I went to see the CS Lewis play, The Great Divorce, a while back. The play was off Broadway and in a very small theatre. What a production! It was amazing. If you’ve never read the book, consider it. It’s the story of a bus ride from hell to heaven. At the gates of heaven, each of the bus riders are given the opportunity to get into heaven, but all but one ultimately choose hell. I’ve read it over and over again. Lewis isn’t making a theological statement in the book. If you are reading it with that in mind, you are missing the point. But the characters at heaven’s gates are all very provocative!
For example: One of the characters was grumbler. The actor walked across the stage mumbling and grumbling. The words cascaded from her lips like water over a water falls. Grumble grumble grumble. Over and over. Lewis used the character to highlight what happens when one becomes the qualities that get us into hell. He notes in the book, “The whole difficulty of understanding Hell is that the thing to be understood is so nearly Nothing. ….It begins with a grumbling mood, and yourself still distinct from it: perhaps criticizing it. And yourself, in a dark hour, may will that mood, embrace it. Ye can repent and come out of it, again. But [here Lewis warns us through the character, speaking in the book] there may come a day when you can do that no longer. Then there will be no you left to criticize the mood, nor even to enjoy it, but just the grumble itself going on forever like a machine.”

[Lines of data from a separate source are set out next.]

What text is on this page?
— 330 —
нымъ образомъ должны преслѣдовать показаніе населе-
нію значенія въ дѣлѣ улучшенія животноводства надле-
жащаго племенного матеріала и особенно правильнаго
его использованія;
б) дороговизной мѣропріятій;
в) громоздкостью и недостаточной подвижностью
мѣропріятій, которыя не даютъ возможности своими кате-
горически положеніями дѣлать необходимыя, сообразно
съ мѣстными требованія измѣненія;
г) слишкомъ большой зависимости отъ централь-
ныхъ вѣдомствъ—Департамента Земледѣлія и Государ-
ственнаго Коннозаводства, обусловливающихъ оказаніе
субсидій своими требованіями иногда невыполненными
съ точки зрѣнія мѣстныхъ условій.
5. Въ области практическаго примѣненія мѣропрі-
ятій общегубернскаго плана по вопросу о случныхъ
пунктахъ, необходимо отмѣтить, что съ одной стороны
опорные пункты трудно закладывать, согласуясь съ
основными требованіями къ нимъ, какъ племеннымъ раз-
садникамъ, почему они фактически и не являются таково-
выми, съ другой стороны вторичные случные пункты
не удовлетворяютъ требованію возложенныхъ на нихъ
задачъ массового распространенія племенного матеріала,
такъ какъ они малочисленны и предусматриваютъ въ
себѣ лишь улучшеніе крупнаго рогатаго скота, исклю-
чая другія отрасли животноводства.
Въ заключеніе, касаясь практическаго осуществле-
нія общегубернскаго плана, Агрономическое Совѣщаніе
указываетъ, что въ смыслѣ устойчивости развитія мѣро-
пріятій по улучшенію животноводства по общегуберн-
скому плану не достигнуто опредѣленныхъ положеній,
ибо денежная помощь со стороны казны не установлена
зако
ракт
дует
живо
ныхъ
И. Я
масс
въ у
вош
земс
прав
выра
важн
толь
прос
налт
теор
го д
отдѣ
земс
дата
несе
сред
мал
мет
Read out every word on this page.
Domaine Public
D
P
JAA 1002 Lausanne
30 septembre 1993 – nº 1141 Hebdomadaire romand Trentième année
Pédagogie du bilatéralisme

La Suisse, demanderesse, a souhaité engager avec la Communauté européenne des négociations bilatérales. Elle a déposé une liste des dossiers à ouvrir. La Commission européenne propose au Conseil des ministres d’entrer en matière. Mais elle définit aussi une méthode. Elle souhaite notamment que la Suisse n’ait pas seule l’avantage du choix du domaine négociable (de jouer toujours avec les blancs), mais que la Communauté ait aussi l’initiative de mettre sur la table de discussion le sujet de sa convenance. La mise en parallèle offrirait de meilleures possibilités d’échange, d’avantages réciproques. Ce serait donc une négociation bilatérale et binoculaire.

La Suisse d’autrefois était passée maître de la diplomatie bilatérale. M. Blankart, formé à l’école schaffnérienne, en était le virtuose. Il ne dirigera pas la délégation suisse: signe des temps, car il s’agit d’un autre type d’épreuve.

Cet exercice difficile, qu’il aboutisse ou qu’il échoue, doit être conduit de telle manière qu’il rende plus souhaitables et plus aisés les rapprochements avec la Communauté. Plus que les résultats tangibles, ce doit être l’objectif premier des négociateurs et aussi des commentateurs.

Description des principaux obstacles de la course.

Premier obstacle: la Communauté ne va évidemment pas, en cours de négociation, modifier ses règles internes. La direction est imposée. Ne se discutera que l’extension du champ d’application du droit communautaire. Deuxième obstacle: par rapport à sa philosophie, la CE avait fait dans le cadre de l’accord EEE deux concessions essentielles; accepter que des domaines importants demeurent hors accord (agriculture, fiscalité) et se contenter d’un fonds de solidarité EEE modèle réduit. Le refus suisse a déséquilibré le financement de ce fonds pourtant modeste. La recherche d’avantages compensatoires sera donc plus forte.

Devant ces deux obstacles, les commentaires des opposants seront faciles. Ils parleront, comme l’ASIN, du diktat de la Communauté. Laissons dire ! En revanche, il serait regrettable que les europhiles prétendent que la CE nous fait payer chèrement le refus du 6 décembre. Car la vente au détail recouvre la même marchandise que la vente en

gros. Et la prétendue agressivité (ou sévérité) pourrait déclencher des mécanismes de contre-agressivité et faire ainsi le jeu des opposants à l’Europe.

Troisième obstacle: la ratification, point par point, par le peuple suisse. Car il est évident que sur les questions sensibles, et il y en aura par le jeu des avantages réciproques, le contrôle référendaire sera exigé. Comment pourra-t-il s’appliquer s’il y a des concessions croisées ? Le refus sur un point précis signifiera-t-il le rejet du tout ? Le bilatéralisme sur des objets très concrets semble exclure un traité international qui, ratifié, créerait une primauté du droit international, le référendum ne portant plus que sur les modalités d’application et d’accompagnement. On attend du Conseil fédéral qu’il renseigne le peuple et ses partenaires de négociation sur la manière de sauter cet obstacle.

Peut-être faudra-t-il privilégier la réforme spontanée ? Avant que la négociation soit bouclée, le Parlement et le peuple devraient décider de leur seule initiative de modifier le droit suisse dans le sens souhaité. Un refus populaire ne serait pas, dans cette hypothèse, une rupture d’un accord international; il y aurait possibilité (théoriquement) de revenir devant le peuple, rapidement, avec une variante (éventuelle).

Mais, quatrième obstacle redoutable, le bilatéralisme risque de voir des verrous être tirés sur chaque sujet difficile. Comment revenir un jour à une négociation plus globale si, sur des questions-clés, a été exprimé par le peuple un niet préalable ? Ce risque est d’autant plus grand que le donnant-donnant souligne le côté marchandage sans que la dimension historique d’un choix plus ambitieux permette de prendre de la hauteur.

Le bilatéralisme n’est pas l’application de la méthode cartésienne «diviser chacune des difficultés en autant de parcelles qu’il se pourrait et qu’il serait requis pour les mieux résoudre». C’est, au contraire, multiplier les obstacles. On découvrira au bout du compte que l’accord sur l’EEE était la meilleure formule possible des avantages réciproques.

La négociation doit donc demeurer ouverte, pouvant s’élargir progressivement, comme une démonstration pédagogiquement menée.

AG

Do you see what he’s saying? There may come a time when sin literally consumes us. It’s become so much apart of us, that it is us and when that happens, its hell. Hell is the by-product of what sin does to us—we become dehumanized and less of what we’ve been created to be to the point where we eternally disintegrate. Sobering!! The whole idea of hell as flames of fire is a metaphor for the eternal, non ending, disintegration of a human soul. Biblically it is searing heat and fire. It is outer darkness and isolation. We never become what we were created to become: its utter, complete, and entire hopelessness. Lewis seeks to communicate that in the book.
After it was all done, we went out to dinner and discussed which character was most compelling. It made for good conversation. Read the book. The play was put on by The Fellowship of the Performing Arts which is a theatrical company committed to sharing theatre from a Christian worldview. The play, The Great Divorce, had taken several years to perfect and has gotten some great reviews. Max McClean, the founder, came out after the performance and took questions. There were three actors who played sixteen roles!! Honestly, living in NYC has its benefits when it comes to the arts. It was an amazing experience.